The Honorable Minister Louis Farrakhan, during his 1998 World Friendship Tour, criticized the TRC while he was in Johannesburg, South Africa. According to the South African Press Association (SAPA), Minister Farrakhan said the TRC “was being used to sully the reputation of Winnie Madikizela-Mandela, whom he called the ‘mother of a great struggle’ and ‘warrior for justice.’”
“It was also not right that the oppressed should suffer, while the oppressor could say ‘I’m sorry’ and go free,” he continued.
During a 1997 interview with TRC Chair, Archbishop Desmond Tutu, journalist Esther A. Armah, author of “Emotional Justice: A Roadmap for Racial Healing,” asked him about the “process of forgiveness.”
She asked: “Why there is so much focus on how White people feel in a nation healing from so much horror and harm perpetrated against Black bodies by a system that enshrined the false superiority of Whiteness?”

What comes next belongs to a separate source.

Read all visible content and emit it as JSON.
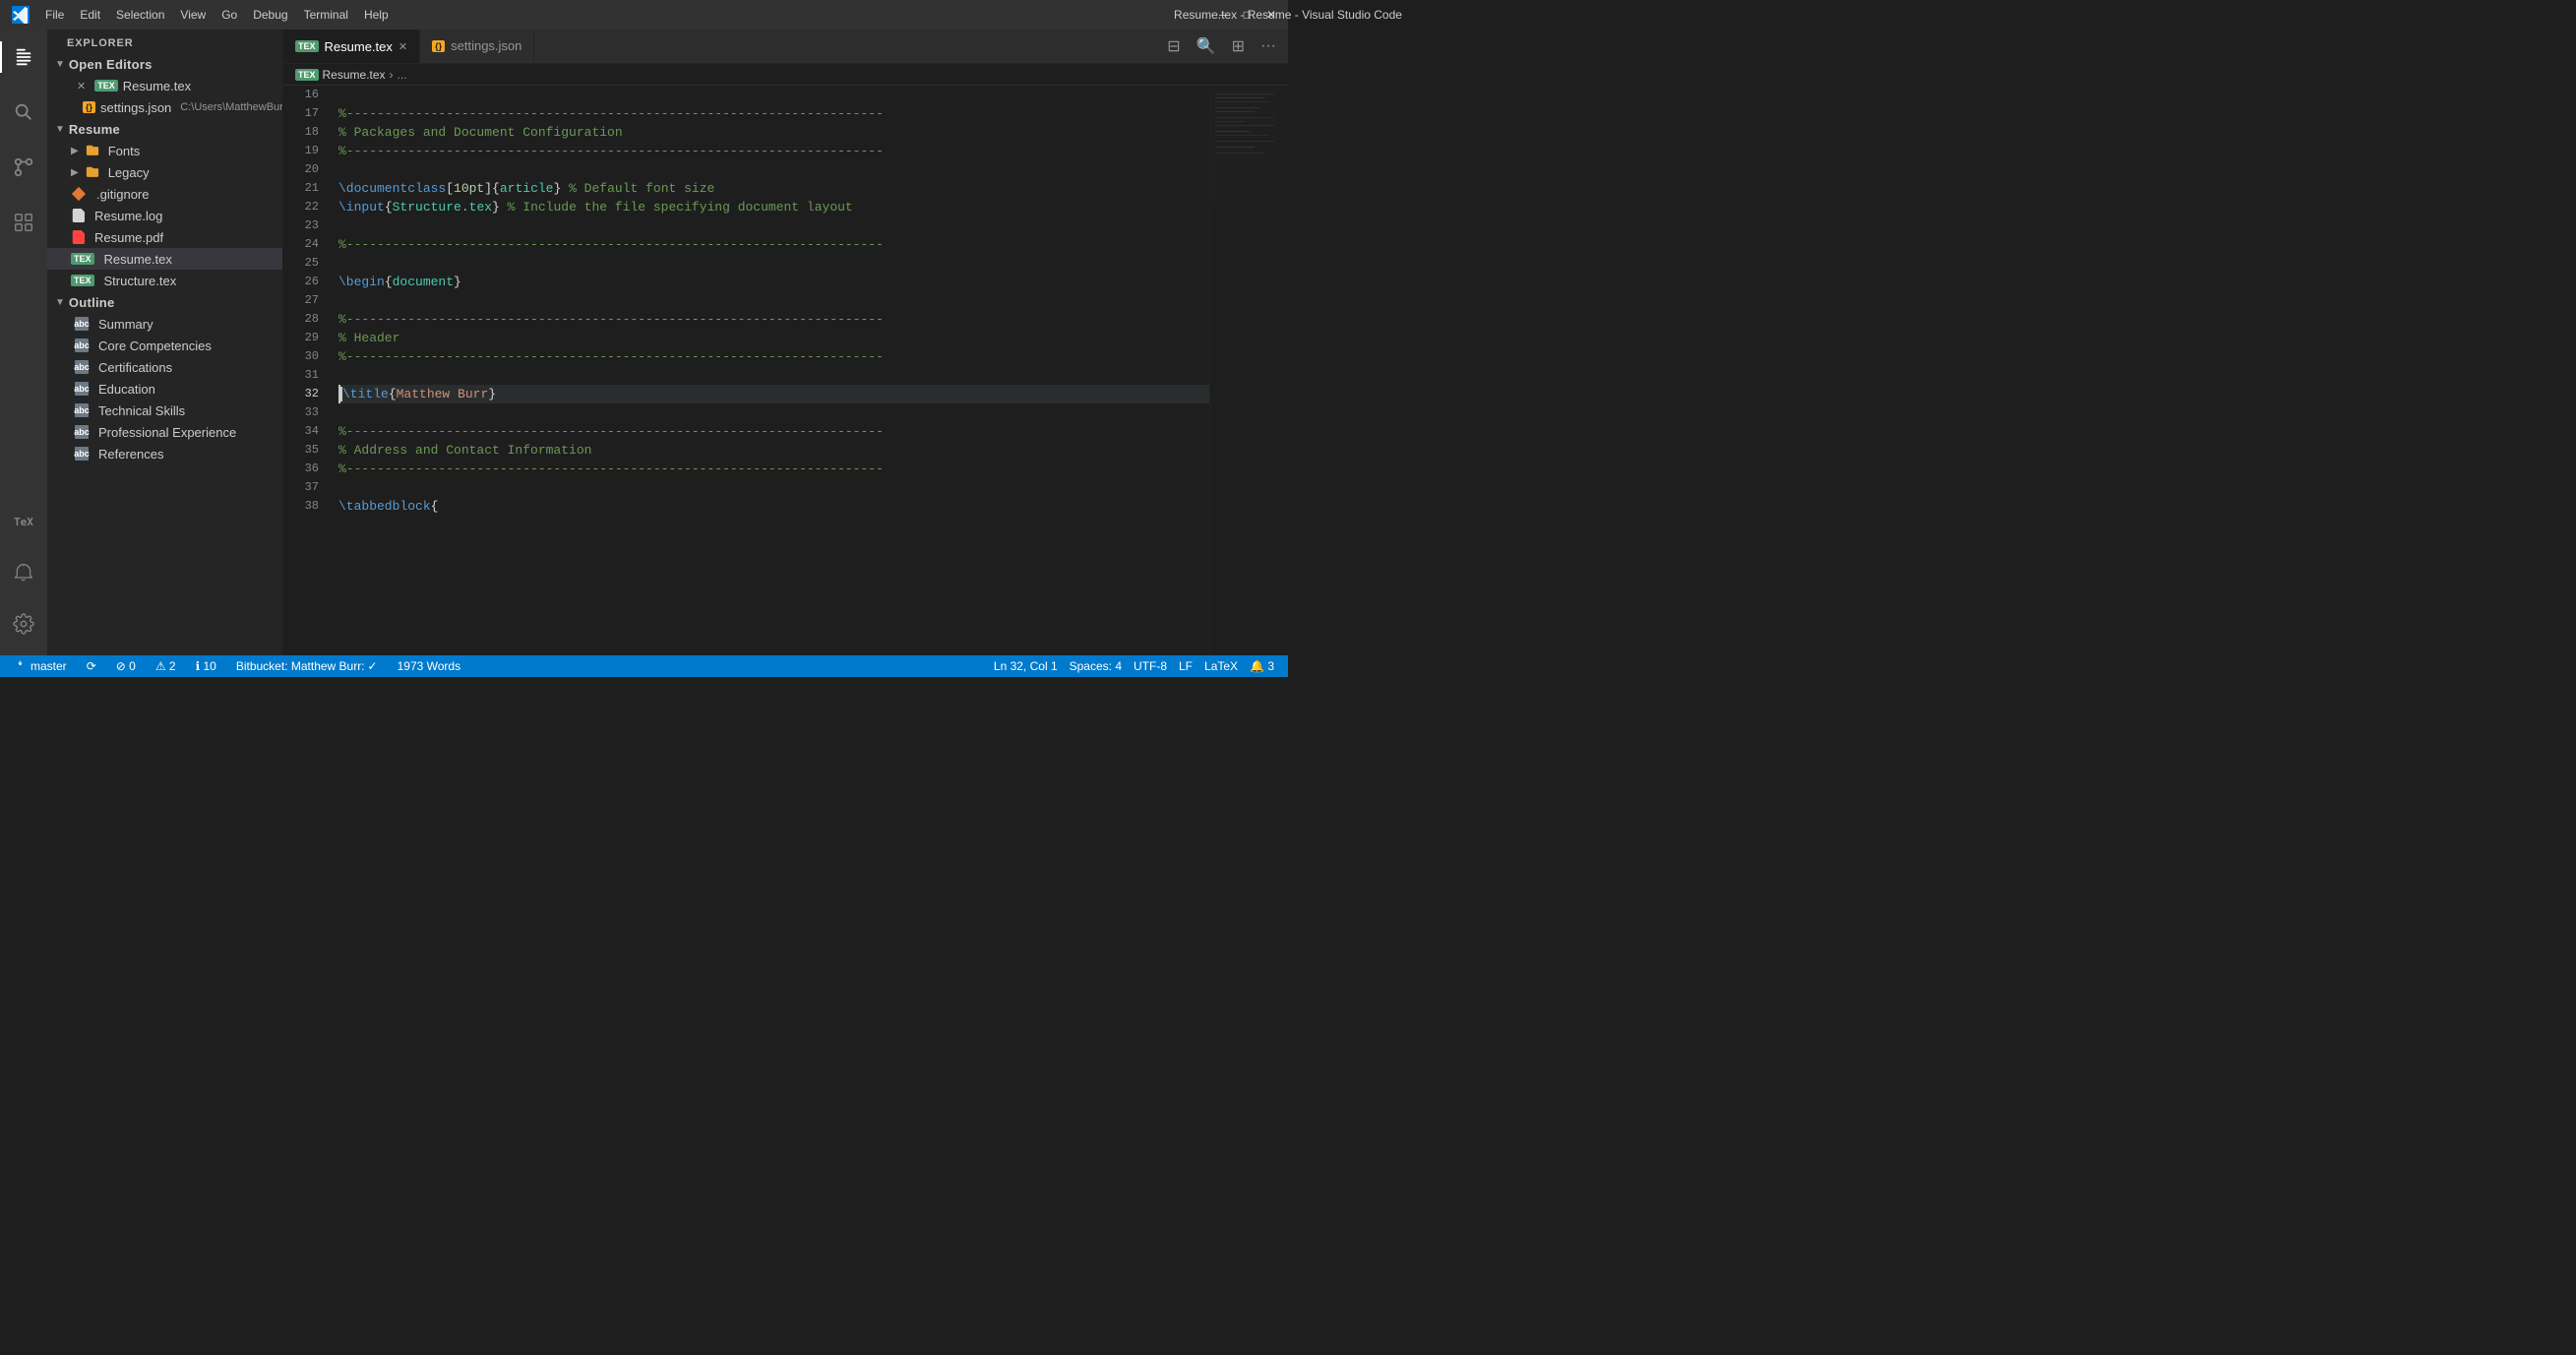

She then noted: “I am struck by how limited the language of repair is, but also how individual it is. Even though the TRC body is about forgiving an entire people, the repair seems to be about forgetting that an entire people had been subject to apartheid.”
Despite the challenges, Steve Biko’s son, Nkosinathi, told the Daily Maverick that when it comes to reopening his father’s case, he insists the family will persist.
“As a family, we will not tire from doing what we need to do. We are not doing this because of expectations. We are doing it because it is a constitutionally guaranteed process … and we will do what we need to do to ensure that we close that chapter. Our sense of healing transcends this process,” he said.